MOUSS Services to Adults Committee
2000 Annual Meeting Report
At the July 8, 2000 meeting, the committee talked about who would be chair for next year. We then made final plans and assignments for the program.
The committee presented a program on July 9 from 2 to 4. The program drew about 175-200 people and was called "A Place for Place: The Non-Virtual Library in a Virtual World." Panelists were Deborah Jacobs, City Librarian of the Seattle Public Library; Monica Metz-Wiseman, Virtual Library Project Manager at the University of South Florida Libraries; and Phil Myrick, Project Manager for Project for Public Spaces, a non-profit organization that helps urban areas rebuild communities. Each panelist gave a brief summary of what they are currently doing and how it related to the program. Phil presented some interesting slides on good and bad buildings in terms of being inviting. The moderator, Chuck Dintrone (chair of the committee) then read a series of ten questions that each panelist had a chance to respond to.
The questions were:
1. What is your definition of a library?
2. Should the library be a community center? This includes the academic library as the center of the campus. How does physical space impact on the library as a community center? Can some services be better provided via the Internet?
3. What is the relevance of libraries in an age of super-bookstores, on-line book dealers, cyber cafes, copy services, interactive museums, etc.?
4. Who uses the virtual library? Who uses the physical library?

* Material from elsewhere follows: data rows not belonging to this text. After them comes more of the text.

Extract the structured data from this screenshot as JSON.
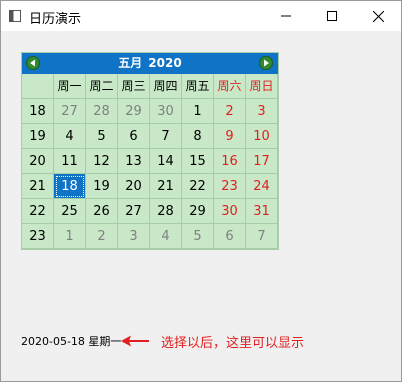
{
  "window": {
    "title": "日历演示"
  },
  "calendar": {
    "month": "五月",
    "year": "2020",
    "weekdays": [
      "周一",
      "周二",
      "周三",
      "周四",
      "周五",
      "周六",
      "周日"
    ],
    "weeks": [
      {
        "num": "18",
        "days": [
          "27",
          "28",
          "29",
          "30",
          "1",
          "2",
          "3"
        ]
      },
      {
        "num": "19",
        "days": [
          "4",
          "5",
          "6",
          "7",
          "8",
          "9",
          "10"
        ]
      },
      {
        "num": "20",
        "days": [
          "11",
          "12",
          "13",
          "14",
          "15",
          "16",
          "17"
        ]
      },
      {
        "num": "21",
        "days": [
          "18",
          "19",
          "20",
          "21",
          "22",
          "23",
          "24"
        ]
      },
      {
        "num": "22",
        "days": [
          "25",
          "26",
          "27",
          "28",
          "29",
          "30",
          "31"
        ]
      },
      {
        "num": "23",
        "days": [
          "1",
          "2",
          "3",
          "4",
          "5",
          "6",
          "7"
        ]
      }
    ],
    "selected_date": "18"
  },
  "status": {
    "text": "2020-05-18 星期一"
  },
  "annotation": {
    "text": "选择以后，这里可以显示"
  },
  "colors": {
    "header_bg": "#0f73c6",
    "calendar_bg": "#c8e8c8",
    "weekend": "#e02020",
    "other_month": "#808080",
    "selected_bg": "#0f73c6",
    "annotation": "#e02020"
  }
}
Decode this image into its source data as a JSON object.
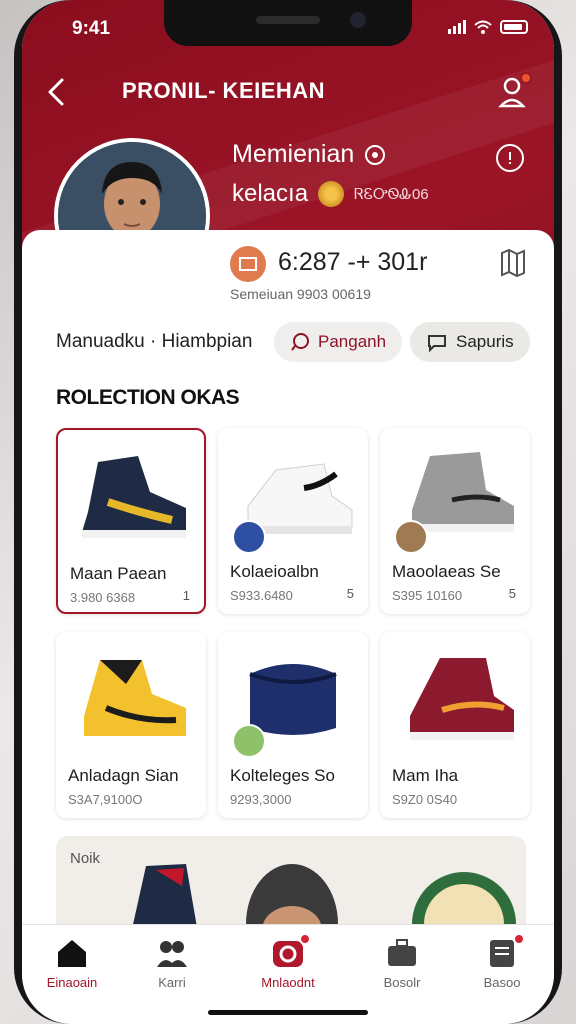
{
  "status": {
    "time": "9:41"
  },
  "header": {
    "title": "PRONIL- KEIEHAN"
  },
  "profile": {
    "name": "Memienian",
    "sub_label": "kelacıa",
    "sub_small": "ᏒᏋᎤᏫᎲ06",
    "stat_value": "6:287 -+ 301r",
    "stat_sub": "Semeiuan 9903 00619"
  },
  "actions": {
    "section_label": "Manuadku · Hiambpian",
    "pill_a": "Panganh",
    "pill_b": "Sapuris"
  },
  "collection": {
    "title": "ROLECTION OKAS",
    "items": [
      {
        "name": "Maan Paean",
        "price": "3.980 6368",
        "num": "1",
        "selected": true
      },
      {
        "name": "Kolaeioalbn",
        "price": "S933.6480",
        "num": "5",
        "selected": false
      },
      {
        "name": "Maoolaeas Se",
        "price": "S395 10160",
        "num": "5",
        "selected": false
      },
      {
        "name": "Anladagn Sian",
        "price": "S3A7,9100O",
        "num": "",
        "selected": false
      },
      {
        "name": "Kolteleges So",
        "price": "9293,3000",
        "num": "",
        "selected": false
      },
      {
        "name": "Mam Iha",
        "price": "S9Z0 0S40",
        "num": "",
        "selected": false
      }
    ]
  },
  "bottom_card": {
    "label": "Noik"
  },
  "tabs": [
    {
      "label": "Einaoain",
      "icon": "home-icon",
      "active": true
    },
    {
      "label": "Karri",
      "icon": "people-icon",
      "active": false
    },
    {
      "label": "Mnlaodnt",
      "icon": "camera-icon",
      "active": true
    },
    {
      "label": "Bosolr",
      "icon": "briefcase-icon",
      "active": false
    },
    {
      "label": "Basoo",
      "icon": "document-icon",
      "active": false
    }
  ],
  "colors": {
    "brand": "#9b1527",
    "accent": "#a3162a",
    "gold": "#e3a12d"
  }
}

5. How does the library (virtual or physical) serve special needs groups? Examples are immigrants, disabled, and seniors, non-readers (both those who don't read and those who can't). Can one type of library (virtual or physical) better serve any or all of these groups?
6. How does the virtual library or the physical library address the needs of those who do not have computers or do not know how to use them?
7. What does the virtual library do that a physical library can not? What does the physical library do that a virtual library can not?
8. How important are human interactions in society? Does a live person in a physical setting add to the value of library interactions?
9. Who would miss your library the most if you closed your doors? (This question was also asked on the evaluation form and results may prove interesting)
10. What will the future library and library user be like?
The general consensus of the panel was that there are some good things that virtual libraries can do (24/7service, distance users, lack of physical barriers, etc.) but that the sense of community and the need for human contact make a physical building still a necessity. Phil emphasized the need to make it a welcoming building and a part of a renewal of the neighborhood along with parks and other civic buildings and services.
Who will miss the library according to the panelists - immigrants when first arrive, those who cannot afford computers and books and the intellectual (often wealthy) community (Deborah Jacobs); those who need a place to congregate and to contact other humans (Phil Myrick); undergraduates for physical building, graduate students and distance learners for virtual (Monica Metz-Wiseman). Someone in the audience summed up the situation best when they said why not give the public choices - there is a place for both the virtual and the physical.
At Monday's meeting, the committee discussed the program and went over the evaluations in a preliminary way. There was then discussion on what the committee will do next. There was a consensus that we should use the program to follow up with a publication of some sort - web or print, bibliography or summary of program, building on the program. There were also ideas for a program in 2002 based on this program - interior space barriers to good service; the role of human intervention in services to adults. Elie Kilpatrick of Brooklyn Public Library agreed to chair the committee, possibly with a co-chair.